With his state facing a multimillion-dollar budget shortfall, Alabama Gov. Robert Bentley (R) has called for raising revenue, but he's hamstrung by a legislature hostile to taxes and by a regressive state tax system that takes more from lower-income residents than the wealthy. (Photo by Alabama EMA via Flickr.)

In his feisty State of the Union address this week, President Obama unveiled a populist tax plan targeting the wealthy, including increased rates on capital gains, closing a loophole for inherited investments, and creating a tax on banks with more than $50 billion in assets. The White House says the proposal would raise $320 billion over 10 years, enough to fund tax breaks for middle- and low-income earners.

Whatever the fate of Obama's plan -- GOP Congressional leaders have already declared it DOA -- the debate in Washington mirrors a debate over tax equity springing up in the states, including those in the South that are still facing troubling budget shortfalls.

Even as states slowly emerge from the Great Recession, the watchdog group State Budget Solutions estimated last month that 16 faced likely budget shortfalls in 2015. This grim economic forecast was echoed by the National Association of State Budget Officers, which predicts [pdf] state revenues in 2015, while rising slightly over last year, will still fall short of pre-recession levels.

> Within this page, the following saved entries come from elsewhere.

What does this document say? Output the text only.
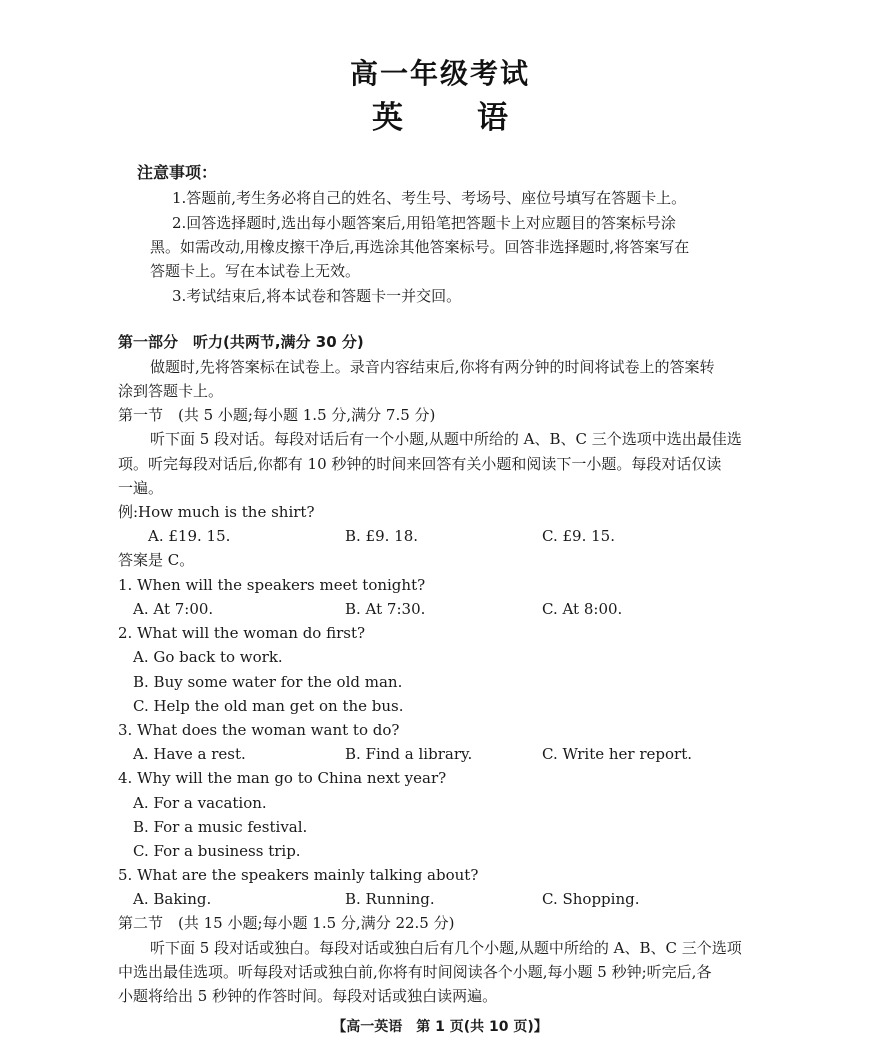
高一年级考试
英 语
注意事项：
1.答题前,考生务必将自己的姓名、考生号、考场号、座位号填写在答题卡上。
2.回答选择题时,选出每小题答案后,用铅笔把答题卡上对应题目的答案标号涂
黑。如需改动,用橡皮擦干净后,再选涂其他答案标号。回答非选择题时,将答案写在
答题卡上。写在本试卷上无效。
3.考试结束后,将本试卷和答题卡一并交回。
第一部分　听力(共两节,满分 30 分)
做题时,先将答案标在试卷上。录音内容结束后,你将有两分钟的时间将试卷上的答案转
涂到答题卡上。
第一节　(共 5 小题;每小题 1.5 分,满分 7.5 分)
听下面 5 段对话。每段对话后有一个小题,从题中所给的 A、B、C 三个选项中选出最佳选
项。听完每段对话后,你都有 10 秒钟的时间来回答有关小题和阅读下一小题。每段对话仅读
一遍。
例:How much is the shirt?
A. £19. 15.	B. £9. 18.	C. £9. 15.
答案是 C。
1. When will the speakers meet tonight?
A. At 7:00.	B. At 7:30.	C. At 8:00.
2. What will the woman do first?
A. Go back to work.
B. Buy some water for the old man.
C. Help the old man get on the bus.
3. What does the woman want to do?
A. Have a rest.	B. Find a library.	C. Write her report.
4. Why will the man go to China next year?
A. For a vacation.
B. For a music festival.
C. For a business trip.
5. What are the speakers mainly talking about?
A. Baking.	B. Running.	C. Shopping.
第二节　(共 15 小题;每小题 1.5 分,满分 22.5 分)
听下面 5 段对话或独白。每段对话或独白后有几个小题,从题中所给的 A、B、C 三个选项
中选出最佳选项。听每段对话或独白前,你将有时间阅读各个小题,每小题 5 秒钟;听完后,各
小题将给出 5 秒钟的作答时间。每段对话或独白读两遍。
【高一英语　第 1 页(共 10 页)】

What's worse, some of the states facing the most serious budget problems may be the least-equipped to address them, hamstrung by leaders adamantly opposed to new taxes and constrained by regressive tax systems that rely heavily on taxing still-struggling working-class families.

Consider Alabama. The state faces a shortfall of more than $250 million in 2015, despite a state constitutional amendment that requires a balanced budget. To comply with the law, state officials had been borrowing and shifting money in a way that has increased long-term liabilities, which could balloon to $700 million in coming years -- a fact that Gov. Robert Bentley (R) said he only happened to learn about the day after the 2014 elections.

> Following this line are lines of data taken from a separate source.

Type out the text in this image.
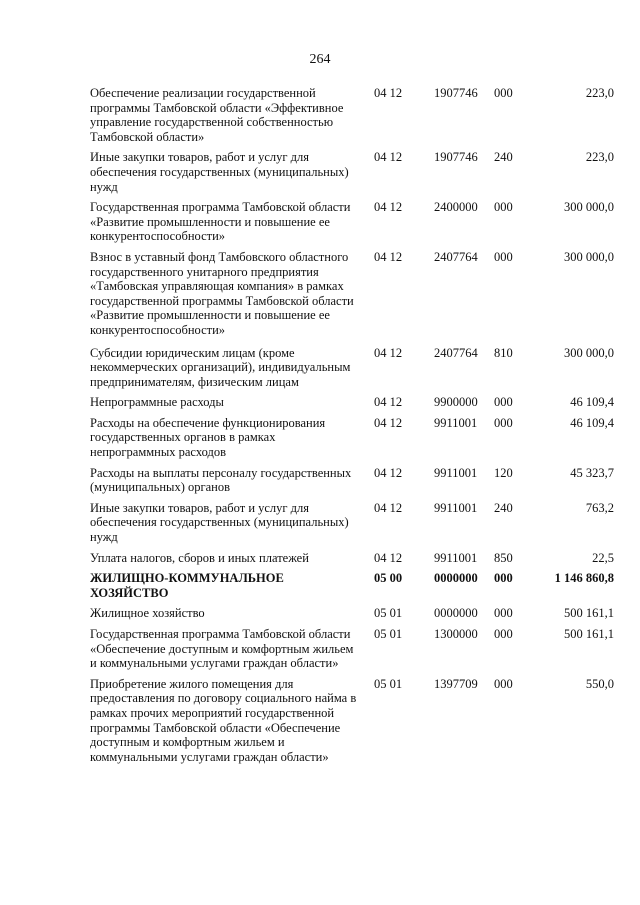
264
Обеспечение реализации государственной программы Тамбовской области «Эффективное управление государственной собственностью Тамбовской области»	04 12	1907746	000	223,0
Иные закупки товаров, работ и услуг для обеспечения государственных (муниципальных) нужд	04 12	1907746	240	223,0
Государственная программа Тамбовской области «Развитие промышленности и повышение ее конкурентоспособности»	04 12	2400000	000	300 000,0
Взнос в уставный фонд Тамбовского областного государственного унитарного предприятия «Тамбовская управляющая компания» в рамках государственной программы Тамбовской области «Развитие промышленности и повышение ее конкурентоспособности»	04 12	2407764	000	300 000,0
Субсидии юридическим лицам (кроме некоммерческих организаций), индивидуальным предпринимателям, физическим лицам	04 12	2407764	810	300 000,0
Непрограммные расходы	04 12	9900000	000	46 109,4
Расходы на обеспечение функционирования государственных органов в рамках непрограммных расходов	04 12	9911001	000	46 109,4
Расходы на выплаты персоналу государственных (муниципальных) органов	04 12	9911001	120	45 323,7
Иные закупки товаров, работ и услуг для обеспечения государственных (муниципальных) нужд	04 12	9911001	240	763,2
Уплата налогов, сборов и иных платежей	04 12	9911001	850	22,5
ЖИЛИЩНО-КОММУНАЛЬНОЕ ХОЗЯЙСТВО	05 00	0000000	000	1 146 860,8
Жилищное хозяйство	05 01	0000000	000	500 161,1
Государственная программа Тамбовской области «Обеспечение доступным и комфортным жильем и коммунальными услугами граждан области»	05 01	1300000	000	500 161,1
Приобретение жилого помещения для предоставления по договору социального найма в рамках прочих мероприятий государственной программы Тамбовской области «Обеспечение доступным и комфортным жильем и коммунальными услугами граждан области»	05 01	1397709	000	550,0
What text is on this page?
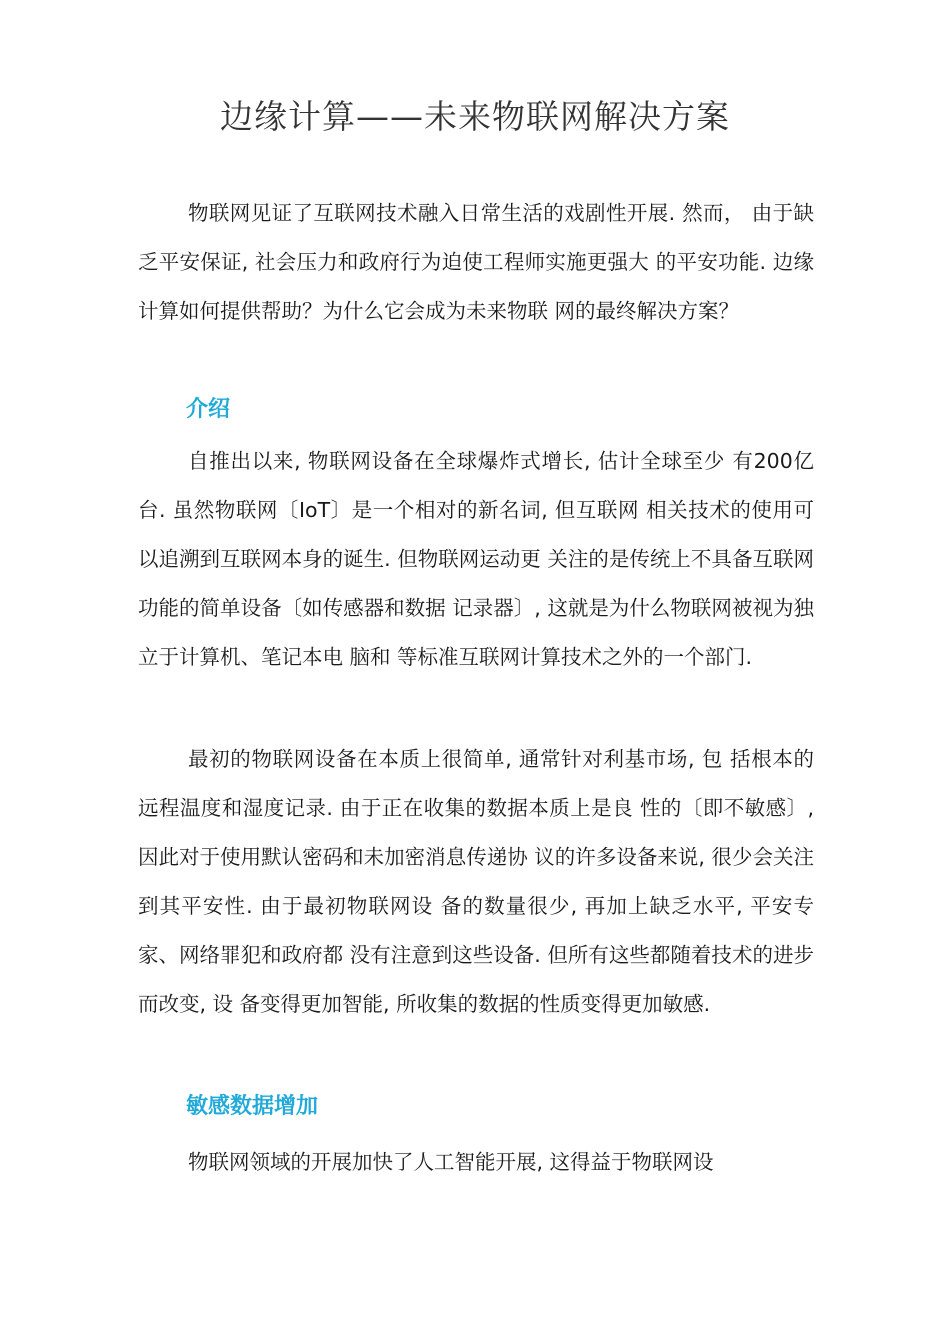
边缘计算——未来物联网解决方案
物联网见证了互联网技术融入日常生活的戏剧性开展. 然而， 由于缺乏平安保证, 社会压力和政府行为迫使工程师实施更强大 的平安功能. 边缘计算如何提供帮助？为什么它会成为未来物联 网的最终解决方案？
介绍
自推出以来, 物联网设备在全球爆炸式增长, 估计全球至少 有200亿台. 虽然物联网〔IoT〕是一个相对的新名词, 但互联网 相关技术的使用可以追溯到互联网本身的诞生. 但物联网运动更 关注的是传统上不具备互联网功能的简单设备〔如传感器和数据 记录器〕, 这就是为什么物联网被视为独立于计算机、笔记本电 脑和 等标准互联网计算技术之外的一个部门.
最初的物联网设备在本质上很简单, 通常针对利基市场, 包 括根本的远程温度和湿度记录. 由于正在收集的数据本质上是良 性的〔即不敏感〕, 因此对于使用默认密码和未加密消息传递协 议的许多设备来说, 很少会关注到其平安性. 由于最初物联网设 备的数量很少, 再加上缺乏水平, 平安专家、网络罪犯和政府都 没有注意到这些设备. 但所有这些都随着技术的进步而改变, 设 备变得更加智能, 所收集的数据的性质变得更加敏感.
敏感数据增加
物联网领域的开展加快了人工智能开展, 这得益于物联网设
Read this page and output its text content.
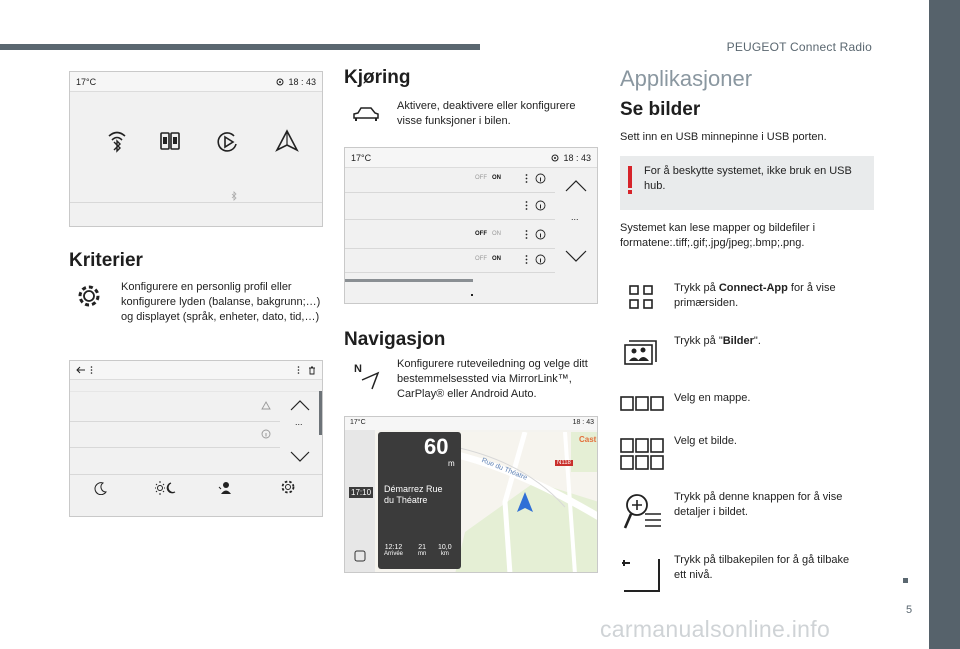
PEUGEOT Connect Radio
5
17°C	18 : 43
Kriterier
Konfigurere en personlig profil eller konfigurere lyden (balanse, bakgrunn;…) og displayet (språk, enheter, dato, tid,…)
...
Kjøring
Aktivere, deaktivere eller konfigurere visse funksjoner i bilen.
17°C	18 : 43
OFF ON
OFF ON
OFF ON
...
Navigasjon
N	Konfigurere ruteveiledning og velge ditt bestemmelsessted via MirrorLink™, CarPlay® eller Android Auto.
17:10
17°C	18 : 43
Rue du Théatre	N118
Cast
60
m
Démarrez Rue du Théatre
12:12
Arrivée
21
mn
10,0
km
Applikasjoner
Se bilder
Sett inn en USB minnepinne i USB porten.
For å beskytte systemet, ikke bruk en USB hub.
Systemet kan lese mapper og bildefiler i formatene:.tiff;.gif;.jpg/jpeg;.bmp;.png.
Trykk på Connect-App for å vise primærsiden.
Trykk på "Bilder".
Velg en mappe.
Velg et bilde.
Trykk på denne knappen for å vise detaljer i bildet.
Trykk på tilbakepilen for å gå tilbake ett nivå.
carmanualsonline.info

Bentley campaigned on a "no new tax" platform and has signed the Taxpayer Protection Pledge pushed by the conservative Americans for Tax Reform, in which lawmakers promise to "oppose and veto any and all efforts to increase taxes." Bentley also faces a Republican-majority legislature that declared 2014 the year of "taxpayer relief."

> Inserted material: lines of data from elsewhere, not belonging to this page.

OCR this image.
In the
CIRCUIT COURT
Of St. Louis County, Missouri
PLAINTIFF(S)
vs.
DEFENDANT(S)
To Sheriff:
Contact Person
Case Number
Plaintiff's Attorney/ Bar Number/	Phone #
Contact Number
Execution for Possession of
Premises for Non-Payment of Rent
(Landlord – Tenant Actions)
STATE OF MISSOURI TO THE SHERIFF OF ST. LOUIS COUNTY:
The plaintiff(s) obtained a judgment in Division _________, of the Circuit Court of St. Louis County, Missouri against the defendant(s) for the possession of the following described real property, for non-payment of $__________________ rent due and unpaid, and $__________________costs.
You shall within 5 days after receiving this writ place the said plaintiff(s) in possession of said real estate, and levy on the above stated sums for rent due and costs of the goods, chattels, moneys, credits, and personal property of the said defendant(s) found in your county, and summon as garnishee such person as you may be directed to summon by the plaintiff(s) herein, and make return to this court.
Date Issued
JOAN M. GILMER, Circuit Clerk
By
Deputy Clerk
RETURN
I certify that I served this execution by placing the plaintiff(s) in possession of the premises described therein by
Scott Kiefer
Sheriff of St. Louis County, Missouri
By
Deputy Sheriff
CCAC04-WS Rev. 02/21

As he was sworn into office this week, Bentley appeared to change course, declaring that "everything is on the table" and that Alabama "is going to be raising revenue." But when Bentley has floated specific proposals -- such as removing state deductions for federal taxes or FICA paycheck payments -- he has been bitterly opposed by state lawmakers and hammered by Americans for Tax Reform for violating his no-tax pledge.


Alabama has a more basic problem: a regressive tax system that requires lower-income residents to pay a higher share of their income than wealthy families. A recent report by the Institution on Taxation and Economic Policy rates Alabama's state tax system as the 12th-most regressive in the country. Among the state's regressive features are a sales tax on groceries and narrow income tax brackets that force a majority to pay the top rate.

"Alabama's upside down tax system requires low and middle income households to pay twice the share of income in state and local taxes that the top 1 percent pay," according to the Alabama Arise Citizens' Policy Project, a statewide citizens group. "Tax breaks at the top starve public services of hundreds of millions of dollars a year and force low-income Alabamians to shoulder more of those services' costs."

Louisiana, which confronts an even more daunting $1.4 billion shortfall next year, is also hampered by political pressures and a regressive tax code. ITEP ranks Louisiana's system as the 19th-most regressive in the country. In addition to lingering effects of the recession, this year the energy-dependent state has been hit by falling oil prices. Taxes associated with the oil markets account for 13 percent of the state's general fund.

The result: massive proposed cuts, including up to $300 million from the state's universities and colleges. With 2015 being an election year for the state legislature -- and Gov. Bobby Jindal (R) term-limited out of office but expected to announce a presidential run for 2016 -- state Republicans have made it clear new taxes to raise revenue won't be happening.

Just because a state ranks higher in terms of tax fairness doesn't mean it won't head in a more regressive direction. In North Carolina, which ITEP says "has the 31st most unfair state and local tax system" nationally, the state's Fiscal Research Division just announced that revenues are $199 million below projections for the 2014-2015 fiscal year. That comes on top of an already-expected cost of more than $700 million for a tax-cut bill lawmakers passed in 2013 that disproportionately benefited the wealthy and corporations, according to the North Carolina Budget and Tax Center.

"The growing cost of the 2013 tax plan further challenges state lawmakers' ability to rebuild what was lost in the aftermath of the Great Recession and reposition itself to compete nationally and globally," says Tazra Mitchell of the N.C. Budget and Tax Center. "North Carolinians are already dealing with the fallout of the current state budget that falls short of what's needed for children, families, and communities to thrive."